The larger worry now is what will happen with underlying economies in the U.S. and around the world.

How Countries Use Tariffs Historically

Every country has an economy. So does the world through the interconnection of all these separate companies, international investments, currency exchanges, and global trade, to mention a few aspects.

It all comes together like a giant machine by Rube Goldberg, whose fanciful comic inventions inspired the old children’s board game Mouse Trap. It may seem clunky and could be improved, but at least it has worked and could have been a lot worse.

Tariffs are designed for a combination of reasons, including protecting domestic markets; inviting foreign investment; and becoming more effective using capabilities, inclinations, and talents in other parts of the world.

Trying to shut out competitors in certain markets isn’t unusual. One example is the high U.S. tariffs on sugar, driving consumer prices here to about double what the commodity costs in the rest of the world. That’s a remnant of a still ongoing cold war with Cuba. It’s also likely a reason many products like sodas here are sweetened with high fructose corn syrup, which drives down comparative costs.

However, the Trump administration has tried to equate equal tariffs to equal balance in trade, which is an inherently flawed concept. Companies use vendors all the time, whether they are in the same country or a different one. Gather together importers and exporters, treat them as the national equivalent of what the home country buys and sells, and you effectively have a giant enterprise. It buys from some places and not from others.

If you went to a store to buy something like lightbulbs, would you expect the store to buy things from you? Not unless you had something it needed at a price that was competitive. But that is essentially Trump’s view: The U.S. either must have an equivalence of trade or, one might guess, the superior position.

How These New Tariffs Could Affect The Economy

Markets will eventually come back. However, economies are slower to change. Tariffs are taxes on imports and are intended to reduce the practice. Countries collect tariffs from the importers, not from other countries.

Companies handle the additional expenses in one of four ways: absorbing the extra costs themselves, splitting the costs with the foreign vendors, passing them onto customers, or some combination. But there is usually going to be a price the customers pay.

There is also an indirect fifth effect: Companies that manufacture domestically might now have enough advantage over foreign competition to raise their prices.

The Federal Reserve Bank of Richmond has estimated that the average effective tariff rate in 2024 was 2.2%. After the layers of new tariffs, they estimate the AETR could rise to 17%. Call it a roughly 15% national sales tax that someone has to pay.

Prices rise, people pay more and given the broad range and heights of the tariffs the administration has imposed, not including Trump’s threat of an additional 50% charge on imports from China, the costs of doing business and living go up. That means inflation at the least, and most people have a recent grasp on what that means to their cost of living.

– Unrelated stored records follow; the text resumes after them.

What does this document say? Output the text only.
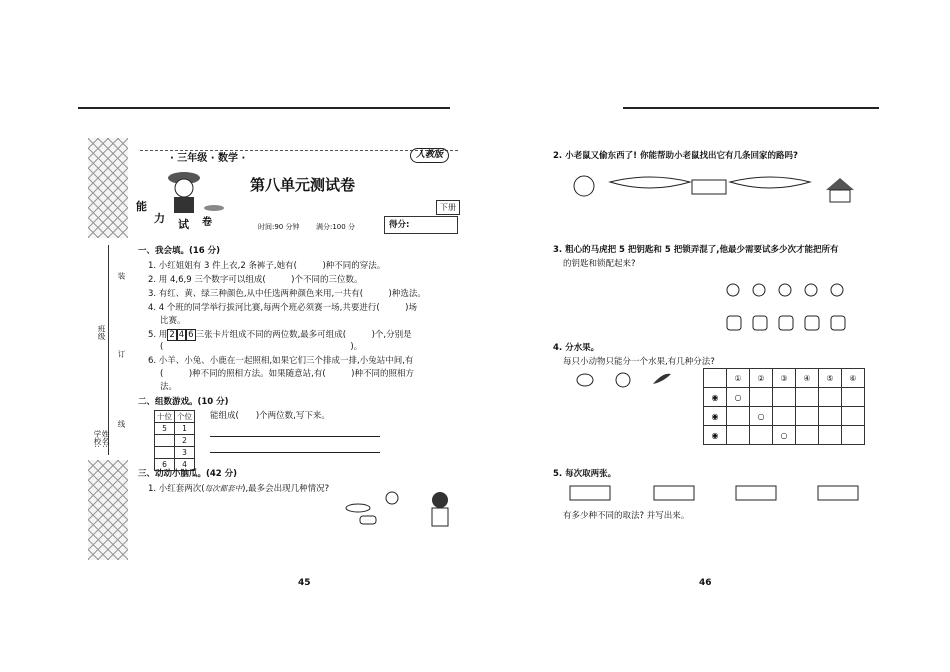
装
订
线
班级
学校: 姓名:
· 三年级 · 数学 ·	人教版
第八单元测试卷
下册
时间:90 分钟 满分:100 分	得分:
能
力 试 卷
一、我会填。(16 分)
1. 小红姐姐有 3 件上衣,2 条裤子,她有(　　　)种不同的穿法。
2. 用 4,6,9 三个数字可以组成(　　　)个不同的三位数。
3. 有红、黄、绿三种颜色,从中任选两种颜色来用,一共有(　　　)种选法。
4. 4 个班的同学举行拔河比赛,每两个班必须赛一场,共要进行(　　　)场
比赛。
5. 用 2 4 6 三张卡片组成不同的两位数,最多可组成(　　　)个,分别是
(　　　　　　　　　　　　　　　　　　　　　　)。
6. 小羊、小兔、小鹿在一起照相,如果它们三个排成一排,小兔站中间,有
(　　　)种不同的照相方法。如果随意站,有(　　　)种不同的照相方
法。
二、组数游戏。(10 分)
十位	个位
5	1
	2
	3
6	4
能组成(　　)个两位数,写下来。
三、动动小脑瓜。(42 分)
1. 小红套两次(每次都套中),最多会出现几种情况?
45
2. 小老鼠又偷东西了! 你能帮助小老鼠找出它有几条回家的路吗?
3. 粗心的马虎把 5 把钥匙和 5 把锁弄混了,他最少需要试多少次才能把所有
的钥匙和锁配起来?
4. 分水果。
每只小动物只能分一个水果,有几种分法?
	①	②	③	④	⑤	⑥
◉	○					
◉		○				
◉			○			
5. 每次取两张。
有多少种不同的取法? 并写出来。
46
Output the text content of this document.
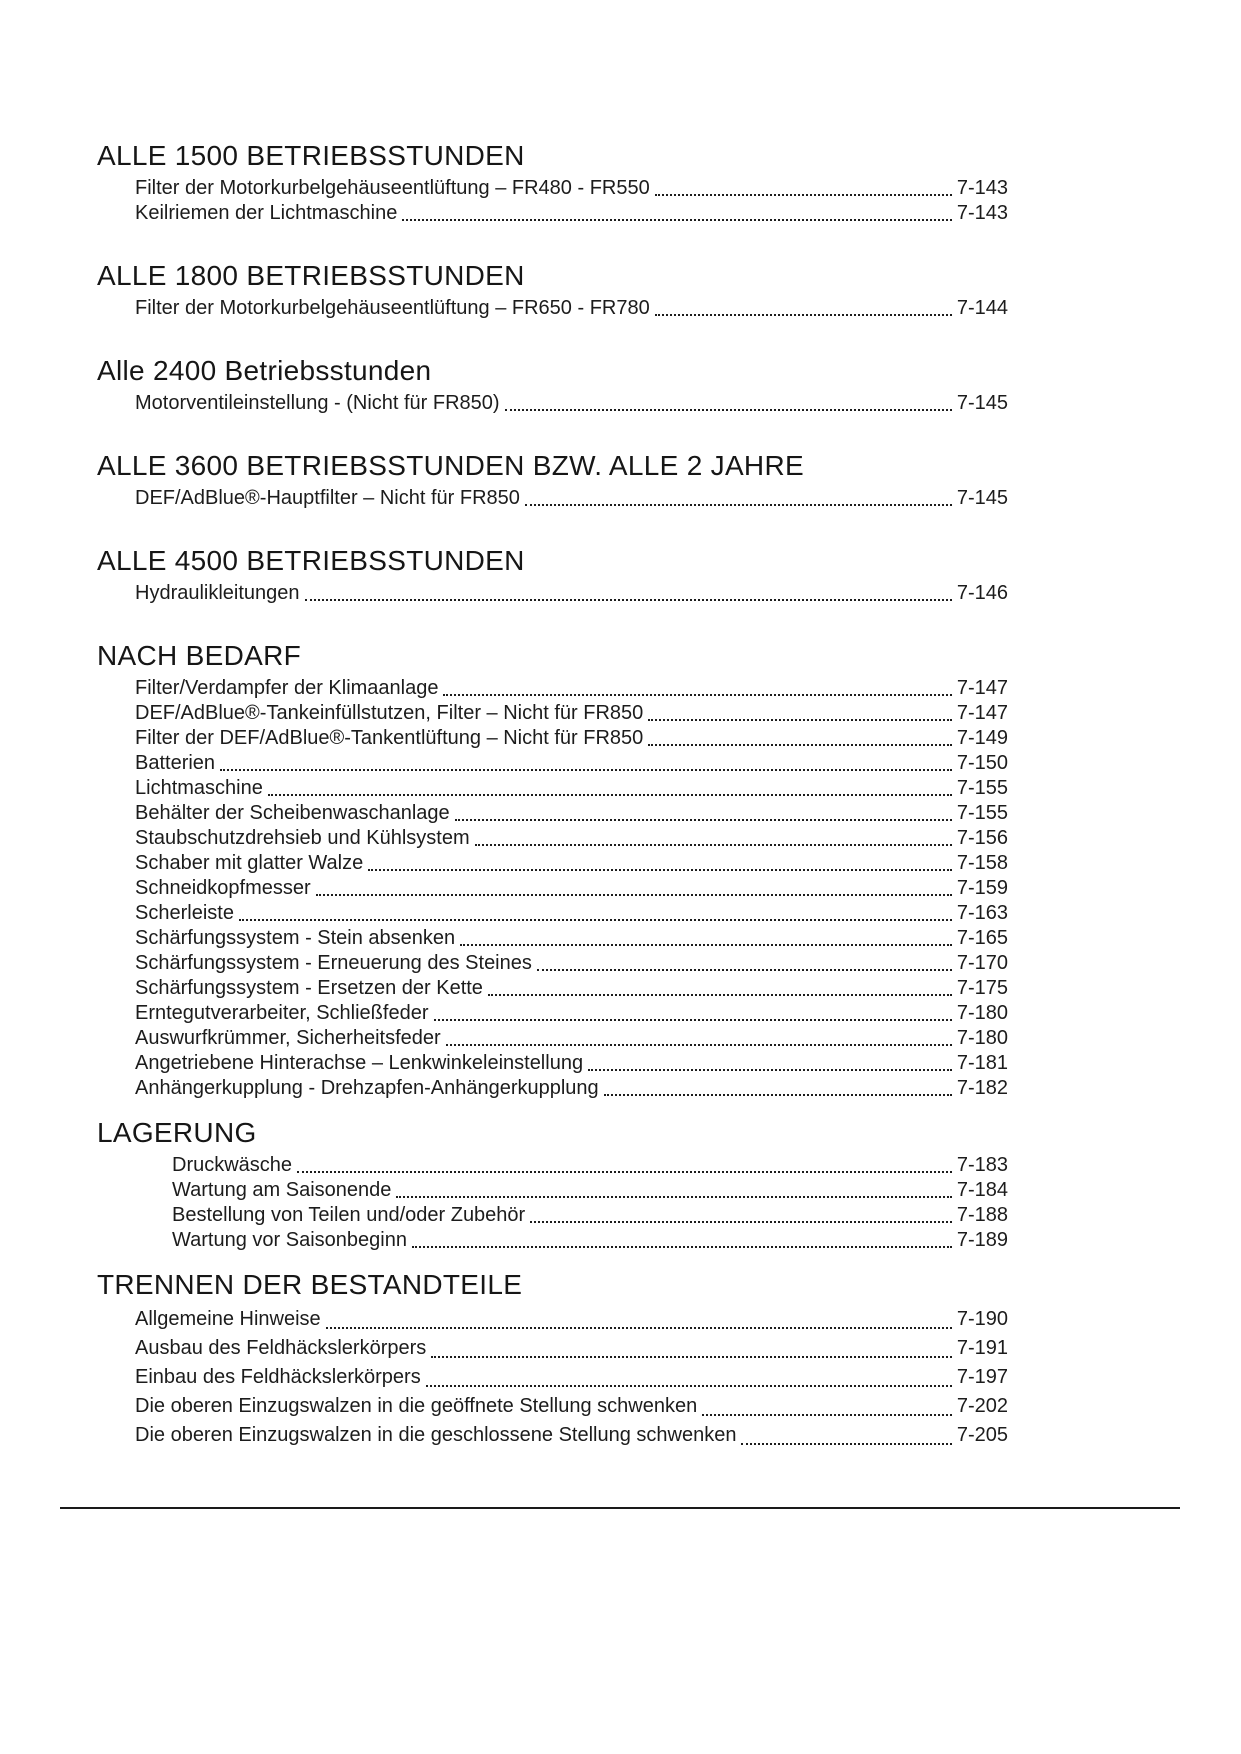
ALLE 1500 BETRIEBSSTUNDEN
Filter der Motorkurbelgehäuseentlüftung – FR480 - FR550	7-143
Keilriemen der Lichtmaschine	7-143
ALLE 1800 BETRIEBSSTUNDEN
Filter der Motorkurbelgehäuseentlüftung – FR650 - FR780	7-144
Alle 2400 Betriebsstunden
Motorventileinstellung - (Nicht für FR850)	7-145
ALLE 3600 BETRIEBSSTUNDEN BZW. ALLE 2 JAHRE
DEF/AdBlue®-Hauptfilter – Nicht für FR850	7-145
ALLE 4500 BETRIEBSSTUNDEN
Hydraulikleitungen	7-146
NACH BEDARF
Filter/Verdampfer der Klimaanlage	7-147
DEF/AdBlue®-Tankeinfüllstutzen, Filter – Nicht für FR850	7-147
Filter der DEF/AdBlue®-Tankentlüftung – Nicht für FR850	7-149
Batterien	7-150
Lichtmaschine	7-155
Behälter der Scheibenwaschanlage	7-155
Staubschutzdrehsieb und Kühlsystem	7-156
Schaber mit glatter Walze	7-158
Schneidkopfmesser	7-159
Scherleiste	7-163
Schärfungssystem - Stein absenken	7-165
Schärfungssystem - Erneuerung des Steines	7-170
Schärfungssystem - Ersetzen der Kette	7-175
Erntegutverarbeiter, Schließfeder	7-180
Auswurfkrümmer, Sicherheitsfeder	7-180
Angetriebene Hinterachse – Lenkwinkeleinstellung	7-181
Anhängerkupplung - Drehzapfen-Anhängerkupplung	7-182
LAGERUNG
Druckwäsche	7-183
Wartung am Saisonende	7-184
Bestellung von Teilen und/oder Zubehör	7-188
Wartung vor Saisonbeginn	7-189
TRENNEN DER BESTANDTEILE
Allgemeine Hinweise	7-190
Ausbau des Feldhäckslerkörpers	7-191
Einbau des Feldhäckslerkörpers	7-197
Die oberen Einzugswalzen in die geöffnete Stellung schwenken	7-202
Die oberen Einzugswalzen in die geschlossene Stellung schwenken	7-205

If it continues at a high enough level, consumers — who are responsible for 69% of gross domestic product, a common measurement of the economy — slow their spending. This can result in a pronounced retreat of the economy, called a recession.

J.P. Morgan Research has been raising its projection of whether a recession this year is likely from 30% at the beginning of 2025 to 40% in March. Now they’re at 60%.

Bloomberg reports that “Donald Trump’s global trade war is already priming financial markets for the next wave of corporate defaults.” If that happens, it’s further economic disruption and a loss of jobs. Amanda Goodall, CEO at workforce intelligence consultancy EdgePulse, posted a few days ago that hiring freezes are spreading in tech and consulting. February saw the highest number of layoffs since 2009, during the Great Recession.

There is strong potential for some very tough economic times going forward, regardless of what the stock market does.